Primeira parte do artigo de Clara Ferreira Alves, na «Revista» do Expresso de ontem:
«Vi o Barroso na televisão. Nunca me lembro de o ver porque passamos o tempo a ver o Barroso na televisão, “Mr. Baroso” em inglês, “Mr. Baroso” this, “Mr. Baroso” that, um estrangeiro. Se quisermos ser cultivados, um estrangeirado. “Mr. Baroso”, para os portugueses, está de passagem. Costumo ver a CNN e já o apanhei por lá. Lá estava o Barroso a ser entrevistado por Richard Quest, em Nova Iorque. “Quest Means Business”. O Quest tem um programa sobre os grandes homens e as grandes decisões deste mundo, área economia e finanças. Não existe, neste mundo, outra prioridade. Falando num inglês jovial, aperfeiçoado pelos anos e a prática, “Mr. Baroso” parecia o filho mais velho e bem-sucedido de uma alegre e feliz família oriunda do que “Mr.
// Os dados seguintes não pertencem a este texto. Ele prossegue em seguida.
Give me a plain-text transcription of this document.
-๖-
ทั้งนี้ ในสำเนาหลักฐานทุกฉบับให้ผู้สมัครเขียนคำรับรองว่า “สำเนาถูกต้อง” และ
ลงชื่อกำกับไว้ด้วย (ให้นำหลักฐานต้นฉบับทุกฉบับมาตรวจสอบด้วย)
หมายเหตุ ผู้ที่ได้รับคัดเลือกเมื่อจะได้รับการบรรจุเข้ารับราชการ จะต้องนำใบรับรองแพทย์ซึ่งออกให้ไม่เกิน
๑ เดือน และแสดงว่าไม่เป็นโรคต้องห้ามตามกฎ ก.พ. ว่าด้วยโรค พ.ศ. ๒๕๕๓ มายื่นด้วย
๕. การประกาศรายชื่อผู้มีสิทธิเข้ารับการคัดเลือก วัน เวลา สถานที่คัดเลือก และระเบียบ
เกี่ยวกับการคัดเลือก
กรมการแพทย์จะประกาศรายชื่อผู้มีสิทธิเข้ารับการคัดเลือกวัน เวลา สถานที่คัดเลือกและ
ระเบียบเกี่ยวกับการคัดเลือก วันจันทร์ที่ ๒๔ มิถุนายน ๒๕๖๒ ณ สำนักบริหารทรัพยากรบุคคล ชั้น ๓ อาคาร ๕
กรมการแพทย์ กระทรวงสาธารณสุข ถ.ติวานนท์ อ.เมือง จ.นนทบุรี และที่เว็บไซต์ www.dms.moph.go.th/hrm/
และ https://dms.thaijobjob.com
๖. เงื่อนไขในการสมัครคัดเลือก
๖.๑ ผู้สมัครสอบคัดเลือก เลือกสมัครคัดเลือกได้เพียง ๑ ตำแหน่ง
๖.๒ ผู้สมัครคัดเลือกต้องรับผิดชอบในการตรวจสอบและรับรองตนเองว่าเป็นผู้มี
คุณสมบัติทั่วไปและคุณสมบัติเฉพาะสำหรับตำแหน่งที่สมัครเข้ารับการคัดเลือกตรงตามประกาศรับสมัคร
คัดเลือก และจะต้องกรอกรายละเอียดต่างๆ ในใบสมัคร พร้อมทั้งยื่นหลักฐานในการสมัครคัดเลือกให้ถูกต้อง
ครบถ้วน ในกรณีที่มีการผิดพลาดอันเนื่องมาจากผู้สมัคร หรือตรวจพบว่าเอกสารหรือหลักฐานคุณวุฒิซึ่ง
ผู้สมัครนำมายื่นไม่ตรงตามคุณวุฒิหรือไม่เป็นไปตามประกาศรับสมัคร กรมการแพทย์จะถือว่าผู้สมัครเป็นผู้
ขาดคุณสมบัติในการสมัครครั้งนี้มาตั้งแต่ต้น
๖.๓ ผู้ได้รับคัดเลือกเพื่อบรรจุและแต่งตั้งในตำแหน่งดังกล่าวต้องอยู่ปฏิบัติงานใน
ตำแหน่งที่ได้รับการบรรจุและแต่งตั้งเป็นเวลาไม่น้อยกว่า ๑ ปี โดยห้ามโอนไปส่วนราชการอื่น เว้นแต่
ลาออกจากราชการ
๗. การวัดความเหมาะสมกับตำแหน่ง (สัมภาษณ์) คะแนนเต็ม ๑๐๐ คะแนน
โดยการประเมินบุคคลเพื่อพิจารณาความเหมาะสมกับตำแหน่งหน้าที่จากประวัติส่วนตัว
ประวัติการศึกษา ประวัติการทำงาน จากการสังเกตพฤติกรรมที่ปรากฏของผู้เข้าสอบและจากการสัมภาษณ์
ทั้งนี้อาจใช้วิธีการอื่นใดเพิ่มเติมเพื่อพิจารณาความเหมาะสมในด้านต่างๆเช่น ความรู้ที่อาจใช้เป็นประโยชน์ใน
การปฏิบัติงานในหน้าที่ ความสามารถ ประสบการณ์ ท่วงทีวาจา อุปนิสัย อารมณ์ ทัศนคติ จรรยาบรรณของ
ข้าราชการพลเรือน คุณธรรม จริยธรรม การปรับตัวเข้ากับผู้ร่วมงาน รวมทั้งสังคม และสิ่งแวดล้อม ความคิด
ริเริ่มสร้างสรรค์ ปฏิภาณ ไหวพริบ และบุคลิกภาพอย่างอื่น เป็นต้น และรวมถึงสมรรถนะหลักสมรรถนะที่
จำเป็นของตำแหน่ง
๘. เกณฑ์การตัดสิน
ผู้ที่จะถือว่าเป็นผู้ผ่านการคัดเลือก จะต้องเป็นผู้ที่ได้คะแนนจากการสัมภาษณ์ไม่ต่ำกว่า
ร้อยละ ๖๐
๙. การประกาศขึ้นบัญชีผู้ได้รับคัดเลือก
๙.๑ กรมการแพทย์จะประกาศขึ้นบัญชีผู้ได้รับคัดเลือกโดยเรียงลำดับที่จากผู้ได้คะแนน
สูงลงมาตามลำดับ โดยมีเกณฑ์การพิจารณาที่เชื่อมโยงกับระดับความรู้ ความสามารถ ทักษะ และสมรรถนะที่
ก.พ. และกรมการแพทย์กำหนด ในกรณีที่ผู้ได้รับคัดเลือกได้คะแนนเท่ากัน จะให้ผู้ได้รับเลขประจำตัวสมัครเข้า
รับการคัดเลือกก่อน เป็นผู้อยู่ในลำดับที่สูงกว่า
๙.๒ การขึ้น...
Baroso” chamou uma vez “o oásis”. O oásis era tão verde, tão fresco no meio do deserto, que logo a seguir ele mudou-se para a aridez da Europa. Recebeu a medalha presidencial por ter desertado.
Ouvi-o, inchado de orgulho, reluzindo, todo cheio de som e fúria como uma sinfonia de Beethoven na apoteose e não como uma personagem de tragédia shakespeariana, (...) life is a tale told by an idiot, full of sound and fury, signifying nothing, a vida é uma lenda contada por um idiota cheia de som e fúria e significando nada (Macbeth). Reparei que ele parece não ter reparado em nada do que nos aconteceu enquanto cavalgava o deserto europeu. Reparei que quando um homem passa de anónimo a mediano e depois a importante, e de importante a muito, muitíssimo importante, VIP, tratamento especial e tudo isso, esquece com facilidade. A amnésia do poder, para a qual os cortesãos contribuem diariamente com a dose de manteiga. Na boca dele foram dez anos maravilhosos e difíceis ao leme da nave Europa em que nem tudo correu sempre bem mas a maioria das coisas correu bem. E, triunfo dos triunfos, impediu-se que a Europa, a União Europeia, a zona euro, se partisse aos bocados. Ficou inteira, os países ficaram inteiros e democráticos, incrivelmente democráticos, e toda a gente está feliz. “Mr. Baroso” nunca usou a palavra Portugal, intuindo, com um resquício de consciência, que nem toda a gente é feliz no oásis. A austeridade não foi uma experiência falhada. Como todas as experiências de laboratório, implicou a morte e mutilação de cobaias, mas como fazer avançar a ciência e o método científico sem o sacrifício dos ratinhos? A humanidade é que ganha, e a humanidade são muitos enquanto os ratinhos são poucos. Cobaias involuntárias. Isto da Europa e de a conduzir é assunto muito difícil, se as pessoas soubessem, são muitos países, muitos problemas, etc., um homem empenha-se e sofre.»